The Corporation
Year: | 2004 |
Director: | Mark Achbar, Jennifer Abbott |
Cast: | Michael Moore, Noam Chomsky, Naomi Klein, Sir Mark Moody Stuart, Milton Friedman |
Revitalising the global movie market for documentaries - in particular political documentaries - Moore has paved the way for a movie like The Corporation to succeed in a way no distributor or filmmaker would have dared believe five years ago.
And while it leans decidedly to the Left and will add to the weight bearing uncomfortably down on conservative governments around the world (and the multinational business interests that enjoy a revolving door personnel policy with them), The Corporation is a more balanced film and as such a truer documentary than anything Moore has produced.
Instead of simply attacking the way corporations have abused and plundered the environment, global workforce and financial system, Achbar and Abbott bring us the history and story of how the corporation as a legal entity operates and how they've evolved to enjoy the unprecedented amount of power they've attained during the last century.
The filmmakers realise (and deliver) two essential elements to tell the story. Firstly, the presence of Moore, Klein, Chomsky and the other high priests of the social justice movement will fortify the position taken by the film to an enormous degree and give them huge credibility with supporters of their views.
But they also realise that the Moores and Chomskys will only be preaching to the converted. The Corporation also puts people like Sir Mark Moody Stewart and Ray Anderson in the same chair, the former chairman of Royal Dutch Shell, the latter CEO of US textiles manufacturer Interface (which is working towards a sustainability policy that would make Greenpeace cheer).
Sure, there's an element of PR in the comments made by business people (Achbar himself recently told the media that it was easier than you'd imagine to schedule such high profile executives for essentially an anti-business statement simply because of how sensitive they are about controlling their image).
But for activists who think chairpersons and CEOs are sitting in boardrooms across the world plotting to destroy the world and laughing to themselves like Dr Evil, it's a wake up call.
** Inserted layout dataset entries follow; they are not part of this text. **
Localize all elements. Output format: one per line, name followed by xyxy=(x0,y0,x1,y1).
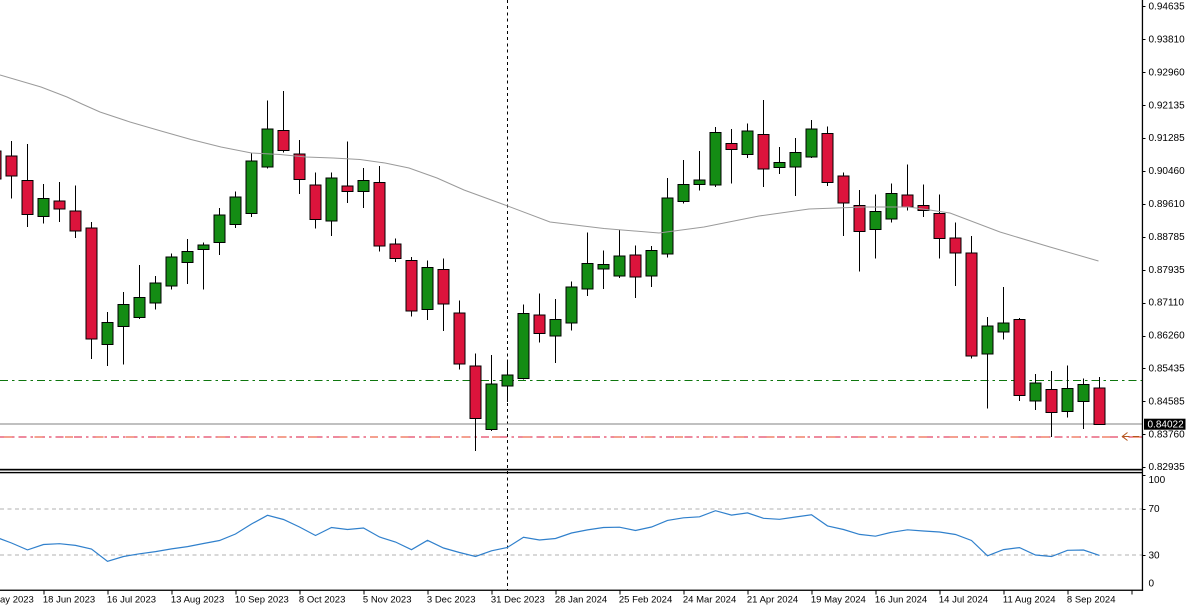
svg-text:0.84022: 0.84022 xyxy=(1148,420,1185,431)
svg-text:21 Apr 2024: 21 Apr 2024 xyxy=(747,595,798,606)
svg-text:13 Aug 2023: 13 Aug 2023 xyxy=(171,595,224,606)
svg-text:8 Sep 2024: 8 Sep 2024 xyxy=(1067,595,1116,606)
svg-text:5 Nov 2023: 5 Nov 2023 xyxy=(363,595,412,606)
svg-text:0.91285: 0.91285 xyxy=(1149,133,1186,144)
svg-text:0.94635: 0.94635 xyxy=(1149,2,1186,13)
svg-text:0: 0 xyxy=(1149,579,1155,590)
svg-text:0.86260: 0.86260 xyxy=(1149,331,1186,342)
svg-text:16 Jun 2024: 16 Jun 2024 xyxy=(875,595,927,606)
svg-text:100: 100 xyxy=(1149,475,1166,486)
svg-text:8 Oct 2023: 8 Oct 2023 xyxy=(299,595,345,606)
svg-text:21 May 2023: 21 May 2023 xyxy=(0,595,34,606)
svg-text:3 Dec 2023: 3 Dec 2023 xyxy=(427,595,476,606)
svg-text:70: 70 xyxy=(1149,504,1161,515)
svg-text:19 May 2024: 19 May 2024 xyxy=(811,595,866,606)
svg-text:31 Dec 2023: 31 Dec 2023 xyxy=(491,595,545,606)
svg-text:28 Jan 2024: 28 Jan 2024 xyxy=(555,595,607,606)
svg-text:0.89610: 0.89610 xyxy=(1149,199,1186,210)
svg-text:0.87110: 0.87110 xyxy=(1149,298,1185,309)
svg-text:14 Jul 2024: 14 Jul 2024 xyxy=(939,595,988,606)
svg-text:0.82935: 0.82935 xyxy=(1149,462,1186,473)
svg-text:0.83760: 0.83760 xyxy=(1149,429,1186,440)
svg-text:25 Feb 2024: 25 Feb 2024 xyxy=(619,595,672,606)
svg-text:30: 30 xyxy=(1149,550,1161,561)
svg-text:0.88785: 0.88785 xyxy=(1149,232,1186,243)
svg-text:0.92135: 0.92135 xyxy=(1149,100,1186,111)
svg-text:0.85435: 0.85435 xyxy=(1149,364,1186,375)
svg-text:18 Jun 2023: 18 Jun 2023 xyxy=(43,595,95,606)
svg-text:0.87935: 0.87935 xyxy=(1149,265,1186,276)
svg-text:11 Aug 2024: 11 Aug 2024 xyxy=(1003,595,1056,606)
svg-text:10 Sep 2023: 10 Sep 2023 xyxy=(235,595,289,606)
svg-text:0.90460: 0.90460 xyxy=(1149,166,1186,177)
svg-text:24 Mar 2024: 24 Mar 2024 xyxy=(683,595,736,606)
svg-text:0.93810: 0.93810 xyxy=(1149,35,1186,46)
svg-text:0.84585: 0.84585 xyxy=(1149,396,1186,407)
svg-text:0.92960: 0.92960 xyxy=(1149,67,1186,78)
svg-text:16 Jul 2023: 16 Jul 2023 xyxy=(107,595,156,606)
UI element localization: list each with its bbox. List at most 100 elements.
They're people with families and fears for the future and are as concerned about the environment and the downward pressure on wages as you and I.
But as Chomsky points out, it's the legal construct - not the people in the country clubs - that causes trouble, chartered by law to maximise profit by any means necessary.
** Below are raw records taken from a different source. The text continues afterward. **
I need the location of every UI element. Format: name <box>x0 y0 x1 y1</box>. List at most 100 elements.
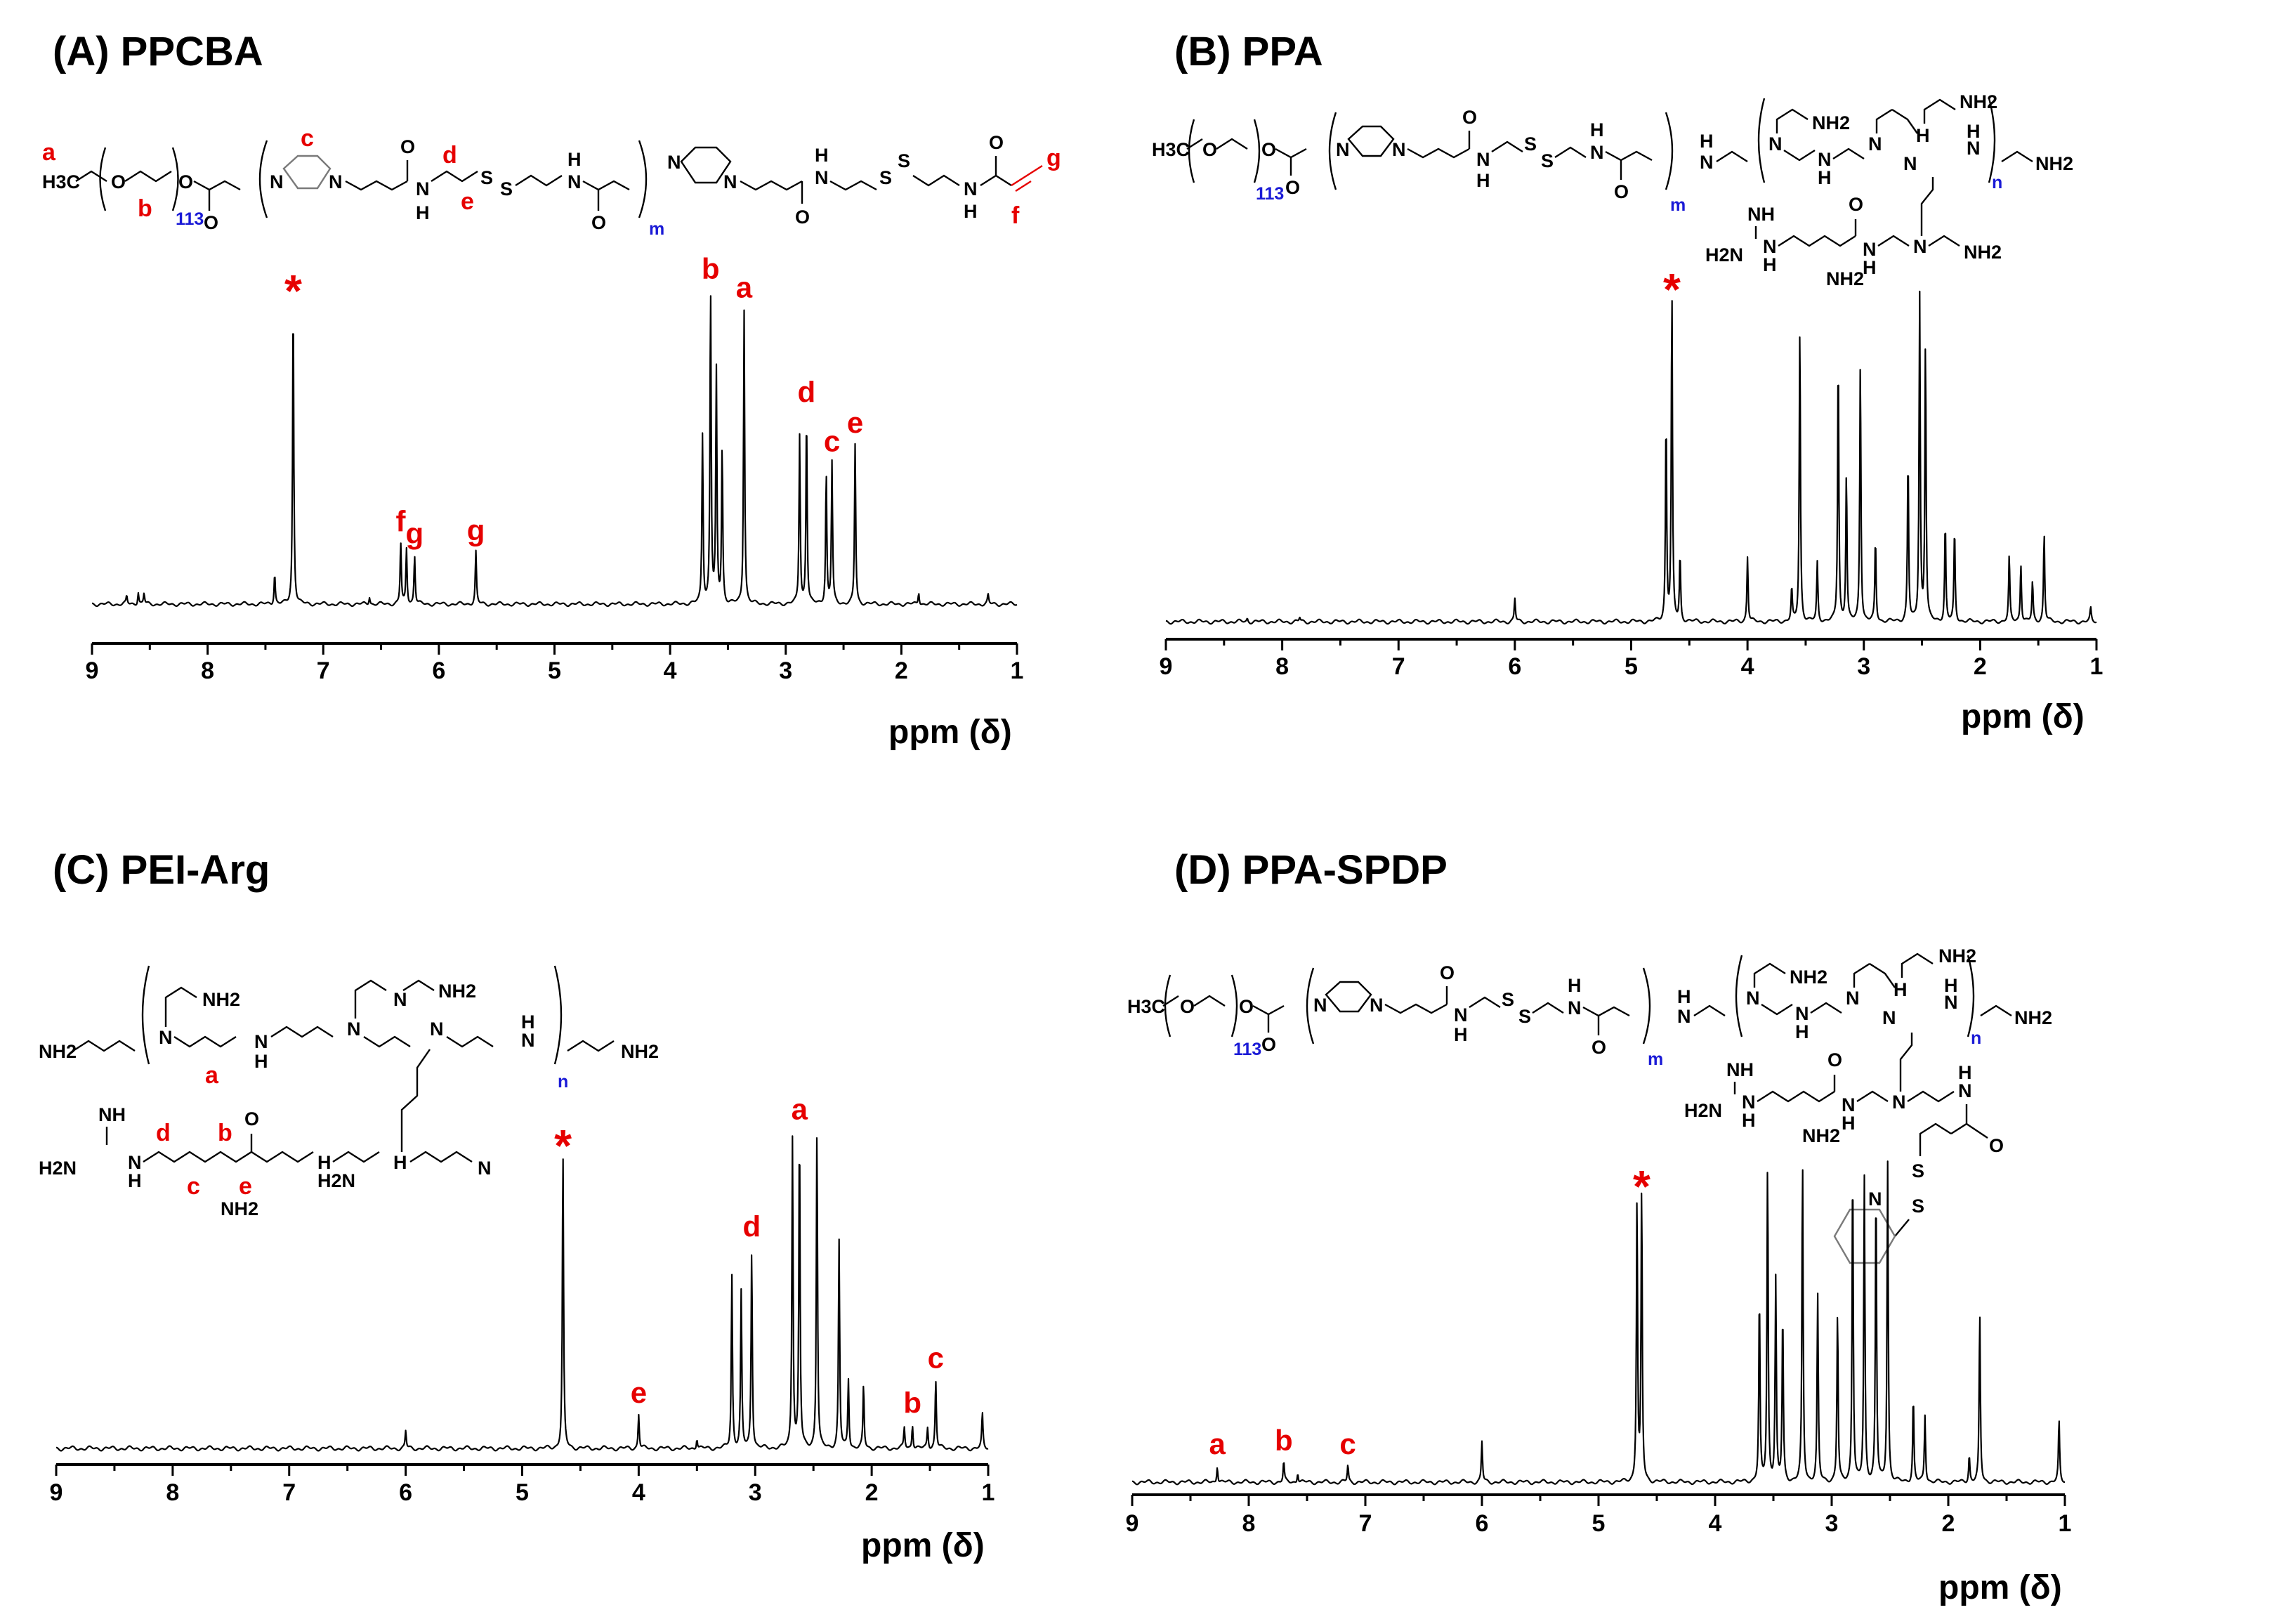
tick-label: 8 <box>1242 1510 1256 1537</box>
struct-a-bond <box>515 174 563 187</box>
struct-c-label-d: d <box>156 1120 171 1146</box>
struct-a-vinyl <box>1015 180 1032 192</box>
tick-label: 4 <box>664 657 677 684</box>
struct-d-atom-n7: N <box>1795 1003 1809 1024</box>
struct-d-bond <box>1384 1003 1448 1014</box>
struct-d-atom-h7: H <box>1842 1113 1856 1134</box>
struct-b-bond <box>1778 235 1856 247</box>
struct-c-atom-o: O <box>244 1108 259 1129</box>
struct-b-atom-o3: O <box>1285 177 1300 198</box>
struct-a-bond <box>431 170 478 183</box>
struct-d-bond <box>1693 1004 1726 1017</box>
struct-d-bond <box>1753 962 1786 988</box>
struct-d-atom-n12: N <box>1742 1092 1756 1113</box>
struct-c-atom-nh-2: NH <box>98 1104 126 1125</box>
struct-c-label-e: e <box>239 1173 252 1200</box>
struct-a-atom-s3: S <box>879 167 892 188</box>
struct-b-paren-left <box>1328 112 1337 190</box>
struct-b-subscript-m: m <box>1670 195 1686 215</box>
struct-d-atom-s2: S <box>1518 1006 1531 1027</box>
struct-b-atom-h2: H <box>1590 119 1604 140</box>
struct-c-atom-n2: N <box>254 1031 268 1052</box>
struct-d-bracket-right <box>1967 955 1975 1037</box>
peak-label-a: a <box>736 271 753 304</box>
struct-d-atom-h3: H <box>1677 986 1691 1007</box>
struct-b-atom-h5: H <box>1967 121 1981 142</box>
struct-a-bond <box>75 170 107 183</box>
struct-d-bond <box>1856 1090 1889 1103</box>
struct-d-bond <box>1162 995 1179 1007</box>
struct-d-subscript-113: 113 <box>1233 1040 1261 1059</box>
struct-b-bond <box>1875 108 1893 133</box>
struct-a-piperazine <box>282 155 332 190</box>
struct-d-atom-o5: O <box>1591 1037 1606 1058</box>
struct-c-bond <box>143 1151 252 1163</box>
struct-d-atom-n6: N <box>1746 988 1760 1009</box>
struct-d-atom-h6: H <box>1742 1110 1756 1131</box>
struct-a-atom-h2: H <box>567 149 582 170</box>
struct-a-vinyl <box>1011 164 1043 187</box>
struct-b-bond <box>1186 138 1203 150</box>
tick-label: 8 <box>166 1479 179 1506</box>
struct-d-atom-n16: N <box>1868 1188 1882 1210</box>
struct-a-atom-o2: O <box>178 171 193 192</box>
struct-a-atom-o6: O <box>795 207 810 228</box>
struct-d-atom-h2: H <box>1568 975 1582 996</box>
tick-label: 2 <box>1974 653 1987 680</box>
panel-d-x-axis-title: ppm (δ) <box>1938 1569 2062 1606</box>
tick-label: 9 <box>86 657 99 684</box>
struct-b-subscript-113: 113 <box>1256 184 1284 204</box>
panel-c-ticks: 9 8 7 6 5 4 3 2 1 <box>50 1465 995 1506</box>
struct-a-paren-right <box>638 140 648 218</box>
struct-d-atom-h2n: H2N <box>1684 1100 1722 1121</box>
tick-label: 3 <box>779 657 792 684</box>
struct-d-atom-n11: N <box>1944 992 1958 1013</box>
tick-label: 5 <box>516 1479 529 1506</box>
struct-a-piperazine-2 <box>680 146 732 184</box>
struct-c-atom-h2n: H2N <box>39 1158 77 1179</box>
struct-b-atom-n6: N <box>1768 133 1783 155</box>
struct-c-bond <box>446 1035 494 1048</box>
struct-c-label-c: c <box>187 1173 200 1200</box>
struct-d-atom-n1: N <box>1313 995 1327 1016</box>
struct-d-atom-n5: N <box>1677 1006 1691 1027</box>
struct-c-subscript-n: n <box>558 1072 568 1092</box>
struct-b-paren-right <box>1665 112 1674 190</box>
struct-a-bond <box>193 180 241 191</box>
struct-a-bond <box>582 180 630 191</box>
struct-b-atom-h6: H <box>1763 254 1777 275</box>
struct-c-atom-nh2-3: NH2 <box>438 981 476 1002</box>
struct-a-atom-n1: N <box>270 171 284 192</box>
struct-d-atom-h8: H <box>1958 1062 1972 1083</box>
struct-c-atom-nh2-5: NH2 <box>221 1198 258 1219</box>
struct-c-label-a: a <box>205 1062 219 1089</box>
struct-b-atom-n8: N <box>1868 133 1882 155</box>
struct-c-atom-n6: N <box>128 1152 142 1173</box>
struct-c-bond <box>402 979 435 992</box>
struct-a-atom-h1: H <box>416 202 430 223</box>
struct-a-atom-s2: S <box>500 178 513 199</box>
struct-a-label-c: c <box>301 125 314 152</box>
struct-d-atom-n14: N <box>1892 1092 1906 1113</box>
peak-label-d: d <box>742 1210 761 1243</box>
panel-c-spectrum-line <box>55 1135 989 1452</box>
tick-label: 8 <box>201 657 214 684</box>
tick-label: 1 <box>2059 1510 2072 1537</box>
struct-b-atom-n2: N <box>1392 139 1406 160</box>
struct-d-bond <box>1582 1006 1630 1017</box>
tick-label: 6 <box>432 657 445 684</box>
tick-label: 9 <box>50 1479 63 1506</box>
struct-b-atom-h1: H <box>1476 170 1490 191</box>
tick-label: 2 <box>865 1479 879 1506</box>
struct-b-atom-n12: N <box>1763 236 1777 257</box>
tick-label: 6 <box>1508 653 1521 680</box>
tick-label: 4 <box>1741 653 1754 680</box>
struct-d-atom-nh2-3: NH2 <box>2014 1007 2052 1028</box>
panel-b-structure: H3C O 113 O O N N O N H S S N H <box>1152 91 2073 289</box>
panel-c-peak-labels: * e d a bc <box>554 1092 944 1419</box>
struct-d-atom-h4: H <box>1795 1021 1809 1042</box>
struct-b-bracket-right <box>1988 98 1996 183</box>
As a film, it will both make you laugh and chill you to the bone. Learning that the behaviour of an average corporation qualifies it (according to the DSM-IV, the bible for psychiatric disorder indexing the world over) as psychotic is as powerful as learning the simple, spin-free truth about the terrifying new gene patenting industry.
The Corporation is such a well-made and balanced film despite it's strong message because (far from being the little-known rising star Moore was a few years ago) director Achbar is an accomplished documentarian whose previous work includes the seminal study of Noam Chomsky's work on media influence, Manufacturing Consent.
Already a theatrical hit in Canada, The Corporation is sweeping the globe like a good email joke. After stunned silence and spontaneous applause followed its REVelation Film Festival screening last month, it's rolling out across the English-speaking world with more countries to follow.
At almost two and a half hours, it's heavy going and there's a little danger of information overload to those uninitiated in the social justice movement. Likewise, anyone who's avidly digested the work of Chomsky, Moore or Klein, who reads New Internationalist or knows what the Battle of Seattle was really about will already be familiar with much of the content.
But for any viewer, it paints an accurate and thus disturbing picture of one of the least questioned paradigms of our society. It's a sort of Grand Unified Theory of corporate power and abuse, taking in themes from the Bolivian water crisis to sweatshop labour, and everything in between.
If you're at all interested in how the decisions of a handful of rich men affect every aspect of your life, don't miss it.